— Куда ты деваешь деньги?
— Да там один парень казино открывает. Я благодаря нему здорово... потратился, — почесав в затылке, сообщает мне брат.
Сколько я помню Яна, живет он как конченный голодранец, при этом получая от отца те же суммы, что и мы с Адри. Но в каждом из его карманов будто по гигантской черной дыре, и имена их не наркотики, азартные игры или что-то подобное. По-моему, он просто не выносит саму идею простоя средств. У него каждый раз обнаруживается открывающий казино парень, которого нужно проспонсировать и получить процент в итоге. Кстати сказать, Ян действительно не безнадежен и может, при острой необходимости, достать деньги будто бы прямо из воздуха... Но, надеюсь, со временем он начнет понимать разницу между сомнительными, крайне сомнительными и «не-лезь» проектами. Пока что проблемы, определенно, есть, но мы не теряем веру.

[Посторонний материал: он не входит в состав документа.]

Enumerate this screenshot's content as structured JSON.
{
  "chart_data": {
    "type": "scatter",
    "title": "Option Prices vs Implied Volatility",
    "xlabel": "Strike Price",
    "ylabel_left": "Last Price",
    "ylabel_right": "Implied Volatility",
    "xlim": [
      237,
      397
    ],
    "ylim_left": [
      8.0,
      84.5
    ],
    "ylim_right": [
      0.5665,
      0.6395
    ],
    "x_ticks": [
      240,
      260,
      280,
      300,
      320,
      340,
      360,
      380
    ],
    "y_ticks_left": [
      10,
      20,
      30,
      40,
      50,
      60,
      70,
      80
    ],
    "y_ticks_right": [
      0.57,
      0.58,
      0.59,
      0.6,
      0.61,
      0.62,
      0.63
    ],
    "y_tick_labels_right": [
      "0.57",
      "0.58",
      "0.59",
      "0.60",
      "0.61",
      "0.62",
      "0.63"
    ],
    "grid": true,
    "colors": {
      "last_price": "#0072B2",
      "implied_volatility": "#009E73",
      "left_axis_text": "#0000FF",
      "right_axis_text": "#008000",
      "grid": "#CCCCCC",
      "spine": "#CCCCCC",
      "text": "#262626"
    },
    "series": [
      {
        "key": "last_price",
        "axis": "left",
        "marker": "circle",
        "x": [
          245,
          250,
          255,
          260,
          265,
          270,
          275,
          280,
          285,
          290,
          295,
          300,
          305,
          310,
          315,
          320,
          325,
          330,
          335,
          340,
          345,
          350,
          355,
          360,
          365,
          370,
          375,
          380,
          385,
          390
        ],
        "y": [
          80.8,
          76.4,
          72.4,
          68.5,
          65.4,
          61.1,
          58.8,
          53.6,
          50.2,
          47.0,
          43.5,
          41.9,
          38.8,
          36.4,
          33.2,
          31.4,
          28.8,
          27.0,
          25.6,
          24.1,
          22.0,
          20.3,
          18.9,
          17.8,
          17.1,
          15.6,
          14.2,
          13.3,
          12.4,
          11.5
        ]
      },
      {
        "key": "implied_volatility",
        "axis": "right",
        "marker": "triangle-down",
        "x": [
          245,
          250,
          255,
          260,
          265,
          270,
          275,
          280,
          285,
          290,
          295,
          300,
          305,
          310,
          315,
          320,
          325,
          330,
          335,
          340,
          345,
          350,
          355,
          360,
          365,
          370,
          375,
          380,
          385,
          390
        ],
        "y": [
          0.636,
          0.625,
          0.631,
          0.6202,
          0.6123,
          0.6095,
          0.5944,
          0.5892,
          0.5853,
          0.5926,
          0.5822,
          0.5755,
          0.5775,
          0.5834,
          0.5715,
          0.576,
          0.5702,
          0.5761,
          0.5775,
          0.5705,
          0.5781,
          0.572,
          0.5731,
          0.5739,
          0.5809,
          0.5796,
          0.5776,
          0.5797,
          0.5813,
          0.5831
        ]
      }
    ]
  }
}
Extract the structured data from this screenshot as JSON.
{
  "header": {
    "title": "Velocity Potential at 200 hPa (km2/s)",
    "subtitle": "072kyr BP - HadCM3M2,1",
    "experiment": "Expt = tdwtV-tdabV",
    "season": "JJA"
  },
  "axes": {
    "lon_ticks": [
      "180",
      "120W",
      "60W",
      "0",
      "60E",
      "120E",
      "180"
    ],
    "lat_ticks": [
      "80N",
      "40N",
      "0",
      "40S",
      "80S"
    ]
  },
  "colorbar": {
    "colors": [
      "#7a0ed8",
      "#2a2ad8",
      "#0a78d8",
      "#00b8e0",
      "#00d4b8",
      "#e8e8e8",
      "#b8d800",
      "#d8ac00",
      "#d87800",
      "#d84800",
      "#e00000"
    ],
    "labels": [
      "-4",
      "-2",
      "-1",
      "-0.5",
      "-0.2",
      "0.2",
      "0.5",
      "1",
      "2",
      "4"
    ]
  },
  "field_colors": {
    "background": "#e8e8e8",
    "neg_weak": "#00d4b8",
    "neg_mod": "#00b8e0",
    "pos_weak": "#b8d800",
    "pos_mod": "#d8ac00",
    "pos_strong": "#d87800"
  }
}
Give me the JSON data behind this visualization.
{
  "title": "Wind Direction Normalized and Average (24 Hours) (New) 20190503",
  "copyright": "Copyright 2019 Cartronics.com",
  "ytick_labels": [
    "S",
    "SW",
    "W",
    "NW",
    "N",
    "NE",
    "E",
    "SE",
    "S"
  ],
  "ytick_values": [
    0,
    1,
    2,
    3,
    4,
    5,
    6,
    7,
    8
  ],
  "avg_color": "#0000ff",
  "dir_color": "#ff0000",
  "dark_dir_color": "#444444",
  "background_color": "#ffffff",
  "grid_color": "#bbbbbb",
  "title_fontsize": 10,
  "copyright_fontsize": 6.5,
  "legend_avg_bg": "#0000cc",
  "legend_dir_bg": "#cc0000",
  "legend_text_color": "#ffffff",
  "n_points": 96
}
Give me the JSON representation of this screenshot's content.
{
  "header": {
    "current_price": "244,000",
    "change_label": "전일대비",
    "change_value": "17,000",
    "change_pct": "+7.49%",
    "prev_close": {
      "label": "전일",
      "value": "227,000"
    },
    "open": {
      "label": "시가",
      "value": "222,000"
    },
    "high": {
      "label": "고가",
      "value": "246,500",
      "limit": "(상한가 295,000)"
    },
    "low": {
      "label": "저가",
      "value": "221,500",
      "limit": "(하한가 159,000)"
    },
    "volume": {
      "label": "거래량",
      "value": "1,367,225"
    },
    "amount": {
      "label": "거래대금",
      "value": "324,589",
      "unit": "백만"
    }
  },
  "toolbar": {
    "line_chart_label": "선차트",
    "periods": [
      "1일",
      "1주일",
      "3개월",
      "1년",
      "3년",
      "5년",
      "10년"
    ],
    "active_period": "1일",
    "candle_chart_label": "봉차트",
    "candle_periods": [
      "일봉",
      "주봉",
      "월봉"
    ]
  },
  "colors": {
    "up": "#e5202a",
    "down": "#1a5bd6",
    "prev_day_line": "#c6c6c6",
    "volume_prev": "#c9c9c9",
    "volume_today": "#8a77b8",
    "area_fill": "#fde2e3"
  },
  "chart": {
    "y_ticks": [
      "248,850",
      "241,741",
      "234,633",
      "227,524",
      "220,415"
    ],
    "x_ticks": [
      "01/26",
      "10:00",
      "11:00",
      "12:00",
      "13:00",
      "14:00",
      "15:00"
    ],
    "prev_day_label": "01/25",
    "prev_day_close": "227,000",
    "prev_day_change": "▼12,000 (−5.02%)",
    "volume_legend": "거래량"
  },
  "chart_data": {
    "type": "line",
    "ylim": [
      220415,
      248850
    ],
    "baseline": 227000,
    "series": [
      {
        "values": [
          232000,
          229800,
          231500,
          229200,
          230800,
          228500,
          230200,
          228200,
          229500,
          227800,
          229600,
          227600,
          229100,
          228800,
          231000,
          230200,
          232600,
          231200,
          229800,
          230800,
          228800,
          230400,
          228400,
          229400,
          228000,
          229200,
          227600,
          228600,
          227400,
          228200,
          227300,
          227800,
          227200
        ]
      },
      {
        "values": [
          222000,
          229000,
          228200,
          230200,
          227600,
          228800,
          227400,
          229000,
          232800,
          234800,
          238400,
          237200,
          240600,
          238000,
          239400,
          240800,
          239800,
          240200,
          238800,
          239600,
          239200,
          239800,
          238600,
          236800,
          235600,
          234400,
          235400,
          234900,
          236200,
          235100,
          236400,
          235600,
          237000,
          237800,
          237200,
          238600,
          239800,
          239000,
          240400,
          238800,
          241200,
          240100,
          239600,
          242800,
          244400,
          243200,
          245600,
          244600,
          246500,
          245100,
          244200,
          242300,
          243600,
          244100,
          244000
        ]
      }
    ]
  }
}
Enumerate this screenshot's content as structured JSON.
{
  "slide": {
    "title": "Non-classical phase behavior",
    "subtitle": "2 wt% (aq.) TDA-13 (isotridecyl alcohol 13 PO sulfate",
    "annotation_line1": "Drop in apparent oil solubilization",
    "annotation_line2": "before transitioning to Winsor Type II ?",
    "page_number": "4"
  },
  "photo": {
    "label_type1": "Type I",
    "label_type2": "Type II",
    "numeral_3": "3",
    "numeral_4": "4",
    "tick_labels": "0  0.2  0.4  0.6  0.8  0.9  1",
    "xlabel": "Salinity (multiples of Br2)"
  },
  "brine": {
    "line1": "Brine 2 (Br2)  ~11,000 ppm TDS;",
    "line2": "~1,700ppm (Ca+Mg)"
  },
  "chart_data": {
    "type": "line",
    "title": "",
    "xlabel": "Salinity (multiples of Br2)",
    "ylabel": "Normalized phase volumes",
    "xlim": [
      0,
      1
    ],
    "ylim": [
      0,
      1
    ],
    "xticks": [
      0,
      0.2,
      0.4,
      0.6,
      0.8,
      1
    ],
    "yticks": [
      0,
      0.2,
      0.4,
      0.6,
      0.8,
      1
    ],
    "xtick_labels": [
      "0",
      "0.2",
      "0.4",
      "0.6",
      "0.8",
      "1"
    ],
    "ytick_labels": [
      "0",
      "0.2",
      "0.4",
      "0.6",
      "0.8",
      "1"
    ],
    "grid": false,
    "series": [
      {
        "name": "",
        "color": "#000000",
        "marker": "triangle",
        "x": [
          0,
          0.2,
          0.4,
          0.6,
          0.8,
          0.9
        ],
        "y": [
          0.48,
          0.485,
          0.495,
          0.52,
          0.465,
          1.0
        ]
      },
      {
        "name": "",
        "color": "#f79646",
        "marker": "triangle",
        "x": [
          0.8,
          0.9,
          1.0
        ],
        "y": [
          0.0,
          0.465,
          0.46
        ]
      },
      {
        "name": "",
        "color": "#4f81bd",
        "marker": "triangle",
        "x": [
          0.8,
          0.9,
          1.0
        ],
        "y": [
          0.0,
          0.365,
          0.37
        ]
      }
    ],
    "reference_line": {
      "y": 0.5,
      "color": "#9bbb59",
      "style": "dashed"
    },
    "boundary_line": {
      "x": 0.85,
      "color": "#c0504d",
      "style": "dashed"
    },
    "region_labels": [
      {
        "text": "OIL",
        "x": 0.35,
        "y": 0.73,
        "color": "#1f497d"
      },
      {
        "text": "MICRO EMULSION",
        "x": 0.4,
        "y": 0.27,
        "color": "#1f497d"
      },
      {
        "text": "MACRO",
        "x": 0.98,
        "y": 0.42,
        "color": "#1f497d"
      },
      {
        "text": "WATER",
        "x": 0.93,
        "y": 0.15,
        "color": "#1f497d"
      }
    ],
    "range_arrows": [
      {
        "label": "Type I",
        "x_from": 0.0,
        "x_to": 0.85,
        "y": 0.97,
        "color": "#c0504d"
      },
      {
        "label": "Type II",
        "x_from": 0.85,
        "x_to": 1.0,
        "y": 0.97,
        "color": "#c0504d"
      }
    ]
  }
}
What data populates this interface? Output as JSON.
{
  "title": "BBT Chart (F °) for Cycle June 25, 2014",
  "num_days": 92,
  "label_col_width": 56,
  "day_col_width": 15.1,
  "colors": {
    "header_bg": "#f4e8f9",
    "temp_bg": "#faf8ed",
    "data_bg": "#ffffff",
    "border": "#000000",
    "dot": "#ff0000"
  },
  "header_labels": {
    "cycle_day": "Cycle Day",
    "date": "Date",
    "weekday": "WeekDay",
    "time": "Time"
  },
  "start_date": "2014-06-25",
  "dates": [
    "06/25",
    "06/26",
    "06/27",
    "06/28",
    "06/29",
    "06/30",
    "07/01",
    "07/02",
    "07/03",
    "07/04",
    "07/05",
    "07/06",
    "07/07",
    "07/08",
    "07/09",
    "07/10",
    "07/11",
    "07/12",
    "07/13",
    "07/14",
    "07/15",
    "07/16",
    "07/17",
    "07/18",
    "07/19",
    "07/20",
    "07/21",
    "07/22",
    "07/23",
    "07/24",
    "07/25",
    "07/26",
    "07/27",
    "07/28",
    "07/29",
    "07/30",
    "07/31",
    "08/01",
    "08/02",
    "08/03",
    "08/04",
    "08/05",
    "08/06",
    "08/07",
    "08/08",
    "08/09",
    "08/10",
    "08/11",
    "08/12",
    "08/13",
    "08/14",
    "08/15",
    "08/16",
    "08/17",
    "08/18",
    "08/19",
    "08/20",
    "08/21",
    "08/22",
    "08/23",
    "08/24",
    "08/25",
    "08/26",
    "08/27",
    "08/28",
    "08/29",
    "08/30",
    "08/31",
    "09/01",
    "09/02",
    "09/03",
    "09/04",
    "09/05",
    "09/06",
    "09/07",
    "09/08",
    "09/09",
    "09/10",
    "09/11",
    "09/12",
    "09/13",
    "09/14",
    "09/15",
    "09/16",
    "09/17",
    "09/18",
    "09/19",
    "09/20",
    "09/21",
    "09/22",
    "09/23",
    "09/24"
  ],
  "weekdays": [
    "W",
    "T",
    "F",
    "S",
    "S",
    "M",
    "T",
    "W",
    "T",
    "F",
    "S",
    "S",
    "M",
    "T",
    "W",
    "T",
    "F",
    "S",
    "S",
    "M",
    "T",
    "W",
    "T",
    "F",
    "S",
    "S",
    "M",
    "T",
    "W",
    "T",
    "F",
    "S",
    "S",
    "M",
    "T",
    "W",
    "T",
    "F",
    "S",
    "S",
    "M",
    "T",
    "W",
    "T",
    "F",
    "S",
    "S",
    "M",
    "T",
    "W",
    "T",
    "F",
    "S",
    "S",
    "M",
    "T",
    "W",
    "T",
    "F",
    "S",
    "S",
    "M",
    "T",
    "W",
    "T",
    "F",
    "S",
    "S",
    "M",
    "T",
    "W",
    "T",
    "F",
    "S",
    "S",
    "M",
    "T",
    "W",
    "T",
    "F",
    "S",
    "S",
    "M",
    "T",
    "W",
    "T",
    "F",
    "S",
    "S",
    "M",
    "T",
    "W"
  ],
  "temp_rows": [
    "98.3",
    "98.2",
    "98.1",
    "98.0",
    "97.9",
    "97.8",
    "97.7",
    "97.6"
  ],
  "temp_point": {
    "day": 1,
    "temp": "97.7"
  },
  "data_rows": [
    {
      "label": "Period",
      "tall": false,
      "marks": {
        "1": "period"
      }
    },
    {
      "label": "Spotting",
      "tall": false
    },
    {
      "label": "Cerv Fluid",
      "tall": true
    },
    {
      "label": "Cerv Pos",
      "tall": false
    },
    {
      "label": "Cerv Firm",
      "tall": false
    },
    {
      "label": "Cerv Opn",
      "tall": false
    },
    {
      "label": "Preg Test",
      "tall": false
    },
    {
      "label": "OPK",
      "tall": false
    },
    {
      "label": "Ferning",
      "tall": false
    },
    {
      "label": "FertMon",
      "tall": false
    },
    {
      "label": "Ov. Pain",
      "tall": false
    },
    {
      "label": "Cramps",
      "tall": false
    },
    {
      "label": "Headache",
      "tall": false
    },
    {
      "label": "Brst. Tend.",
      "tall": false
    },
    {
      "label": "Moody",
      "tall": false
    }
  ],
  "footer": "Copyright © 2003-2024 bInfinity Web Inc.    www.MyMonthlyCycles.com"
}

— О, да у тебя, смотрю, отношения, — смеюсь. — Водишь владельца казино на свидания?
— Заткнись, — закатывает глаза.
— На, держи, — протягиваю ему деньги, пытаясь определить, не перегнула ли палку своим замечанием. Капранов очень плохо на меня влияет.
Холод пробирается под шапку через недосушенные волосы на затылке, и ветер, кажется, находит каждую капельку воды, распластанную одеждой по коже, но мы идем, и — совсем как в детстве — жадно кусаем холодное лакомство. Мы никогда не любили ни брикеты, ни эскимо, ни вычурные торты-мороженое. Есть некая романтика в том, что самый близкий вам по духу и взглядам человек воспитан в той же семье и теми же родителями. Ему не надо объяснять, почему сгущенку нужно есть ночью на кухне в темноте вдвоем из одной банки. Или почему здание на этой самой улице вызывает неконтролируемое отвращение, заставляющее тебя искать обходной маршрут. Он просто... знает. И это годами взращиваемое понимание с полуслова заставляет меня решиться на шаг, который я не могу объяснить логически даже самой себе.
— Я хочу тебе кое о чем рассказать, Ян. До того, как мы встретимся с родителями.
Он продолжает невозмутимо жевать мороженое и упорно смотрит вперед, но настроение уже поменялось, напряжение разлилось в воздухе. Это тоже выросло с нами. Понимание, что спокойствие — не более чем мираж.
— Я вписала тебя в бумаги в качестве доверенного лица. Я еще не приняла решение по поводу реанимационных мер, но, если вдруг такое случится, не позволяй мне стать овощем. Это не сделает лучше никому. Иллюзия неокоченности нам ни к чему, согласен?
— Я тебя понял, — говорит и откусывает новый кусок лакомства.
Ян изумительный. Он совершенно не умеет выражать собственные эмоции, что, в общем-то, для парня не так уж и удивительно, но я знаю, что к настоящим чувствам это не имеет никакого отношения. Той ночью, заставившей нас с родителями принять решение разъехаться, когда стены тряслись от криков (в основном, моих), он сидел на лестнице до самого утра, а потом просто помогал мне собирать чемоданы. Ничего не сказал. Мы были неправы. Мы все. В стремлении сделать как лучше разучились слушать друг друга, и только молчаливая поддержка Яна спасла ситуацию и наши отношения. Поэтому я боюсь говорить маме и папе о своей болезни. Я люблю их. Они важны для меня. Но нужно рассуждать здраво, как врач, а мамины слезы вызовут в теле буйство гормонов — предателя-окситоцина [отвечает за доверие] и его нежного сообщника вазопрессина [отвечает за привязанность]. И как в таких условиях сохранить хирургическую объективность? У меня всегда было слишком много врачей, которые являлись в первую очередь вовсе не врачами. Я сама, родители, у которых были способы давления на докторов (от денег до многолетней дружбы), и человек, который не только резал меня раз за разом, но также дарил наборы скальпелей и хирургические микроскопы, учивший меня вязать узелки на проленовых нитях, читать рентген-снимки и показатели эхокардиограмм. Я думала о том, чтобы сменить хирурга, но не смогла. Уволить человека, который стараниями отца положил жизнь на изучение именно моей болезни сердца? Дьявол. Почему все не может быть хоть капельку проще? Почему?